Religion became a source of both sustenance and pain when Lula’s husband left her for a non-Native woman. In her grief, Lula accepted the restrictions of the local Holiness Church, dragging her reluctant daughter, Justine, into it along with her. But an act of violence left Justine with the determination to refuse the stifling demands of her mother’s tradition. It also left her with a daughter, Reney.
The book moves through the women’s stories in a dreamy, linear fashion. Justine watches children gather minnows at the site where her own childhood ended. Reney observes as her young mother struggles through strained relationships and backbreaking work. Still, Justine musters the energy to encourage Reney’s wonderment over freed goldfish and wide skies. Later, Reney repeats, and breaks, family patterns.
The women’s stories move from Oklahoma to Texas and back again. They include tornadoes, wounded animals, wildfires, and deaths. Men hurt, awe over, and challenge Justine and Reney, narrating side stories that indicate variations in how they are understood.
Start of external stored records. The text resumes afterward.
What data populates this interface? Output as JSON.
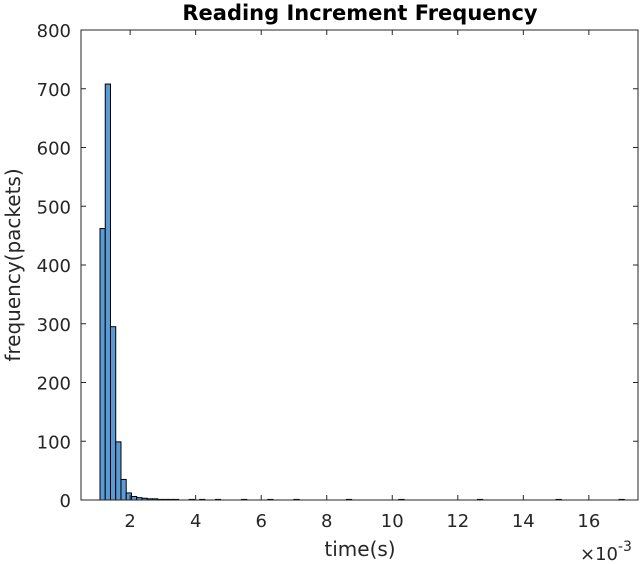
{
  "chart_data": {
    "type": "bar",
    "title": "Reading Increment Frequency",
    "xlabel": "time(s)",
    "ylabel": "frequency(packets)",
    "x_exponent_label": "×10",
    "x_exponent_power": "-3",
    "x_scale_factor": 0.001,
    "xlim": [
      0.5,
      17.5
    ],
    "ylim": [
      0,
      800
    ],
    "xticks": [
      2,
      4,
      6,
      8,
      10,
      12,
      14,
      16
    ],
    "yticks": [
      0,
      100,
      200,
      300,
      400,
      500,
      600,
      700,
      800
    ],
    "grid": false,
    "bar_color": "#5b9bd5",
    "bin_width": 0.16,
    "bins": [
      {
        "x": 1.08,
        "count": 462
      },
      {
        "x": 1.24,
        "count": 708
      },
      {
        "x": 1.4,
        "count": 295
      },
      {
        "x": 1.56,
        "count": 99
      },
      {
        "x": 1.72,
        "count": 35
      },
      {
        "x": 1.88,
        "count": 12
      },
      {
        "x": 2.04,
        "count": 6
      },
      {
        "x": 2.2,
        "count": 4
      },
      {
        "x": 2.36,
        "count": 3
      },
      {
        "x": 2.52,
        "count": 2
      },
      {
        "x": 2.68,
        "count": 2
      },
      {
        "x": 2.84,
        "count": 1
      },
      {
        "x": 3.0,
        "count": 1
      },
      {
        "x": 3.16,
        "count": 1
      },
      {
        "x": 3.32,
        "count": 1
      },
      {
        "x": 3.8,
        "count": 1
      },
      {
        "x": 4.12,
        "count": 1
      },
      {
        "x": 4.6,
        "count": 1
      },
      {
        "x": 5.4,
        "count": 1
      },
      {
        "x": 6.2,
        "count": 1
      },
      {
        "x": 7.0,
        "count": 1
      },
      {
        "x": 8.6,
        "count": 1
      },
      {
        "x": 10.2,
        "count": 1
      },
      {
        "x": 12.6,
        "count": 1
      },
      {
        "x": 15.0,
        "count": 1
      },
      {
        "x": 16.92,
        "count": 1
      }
    ]
  }
}
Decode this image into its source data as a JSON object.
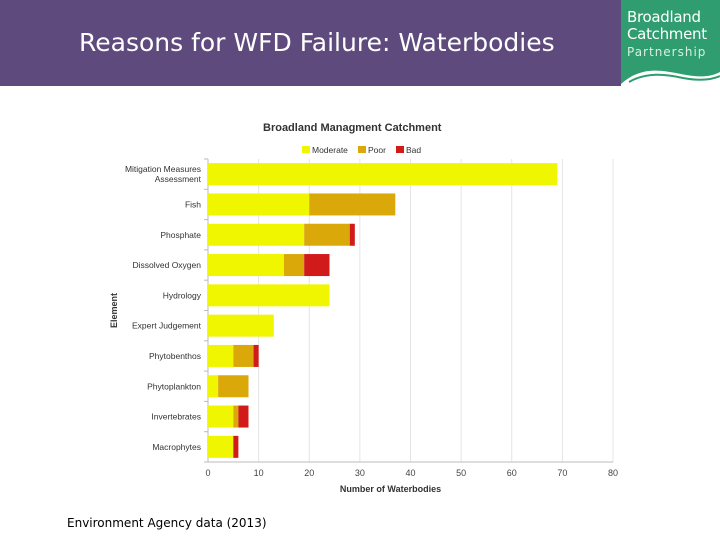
{
  "slide": {
    "title": "Reasons for WFD Failure: Waterbodies",
    "source_note": "Environment Agency data (2013)"
  },
  "logo": {
    "line1": "Broadland",
    "line2": "Catchment",
    "line3": "Partnership"
  },
  "colors": {
    "header_bg": "#5e4a7c",
    "logo_bg": "#2f9d6f",
    "moderate": "#f0f500",
    "poor": "#dba80a",
    "bad": "#d11a1a"
  },
  "chart_data": {
    "type": "bar",
    "orientation": "horizontal",
    "stacked": true,
    "title": "Broadland Managment Catchment",
    "xlabel": "Number of Waterbodies",
    "ylabel": "Element",
    "xlim": [
      0,
      80
    ],
    "xticks": [
      0,
      10,
      20,
      30,
      40,
      50,
      60,
      70,
      80
    ],
    "legend_position": "top",
    "categories": [
      [
        "Mitigation Measures",
        "Assessment"
      ],
      [
        "Fish"
      ],
      [
        "Phosphate"
      ],
      [
        "Dissolved Oxygen"
      ],
      [
        "Hydrology"
      ],
      [
        "Expert Judgement"
      ],
      [
        "Phytobenthos"
      ],
      [
        "Phytoplankton"
      ],
      [
        "Invertebrates"
      ],
      [
        "Macrophytes"
      ]
    ],
    "series": [
      {
        "name": "Moderate",
        "color": "#f0f500",
        "values": [
          69,
          20,
          19,
          15,
          24,
          13,
          5,
          2,
          5,
          5
        ]
      },
      {
        "name": "Poor",
        "color": "#dba80a",
        "values": [
          0,
          17,
          9,
          4,
          0,
          0,
          4,
          6,
          1,
          0
        ]
      },
      {
        "name": "Bad",
        "color": "#d11a1a",
        "values": [
          0,
          0,
          1,
          5,
          0,
          0,
          1,
          0,
          2,
          1
        ]
      }
    ]
  }
}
Only feminine bonds sustain them.
Even through its harsh circumstances and looming disappointments, Crooked Hallelujah maintains a sense of hope, centering the women as sources of light in the tiny communities where they land. Its closing scenes are overt in their biblical tie-ins, but also so consistent with what precedes them that they force rear-gazing considerations: was the divine present in every event of the women’s lives after all? Or was it their fierce, life-giving love for one another that most warranted emulation and awe?
Its events like psalms for mother-daughter bonds, Kelli Jo Ford’s novel celebrates bold, everyday acts of enduring love.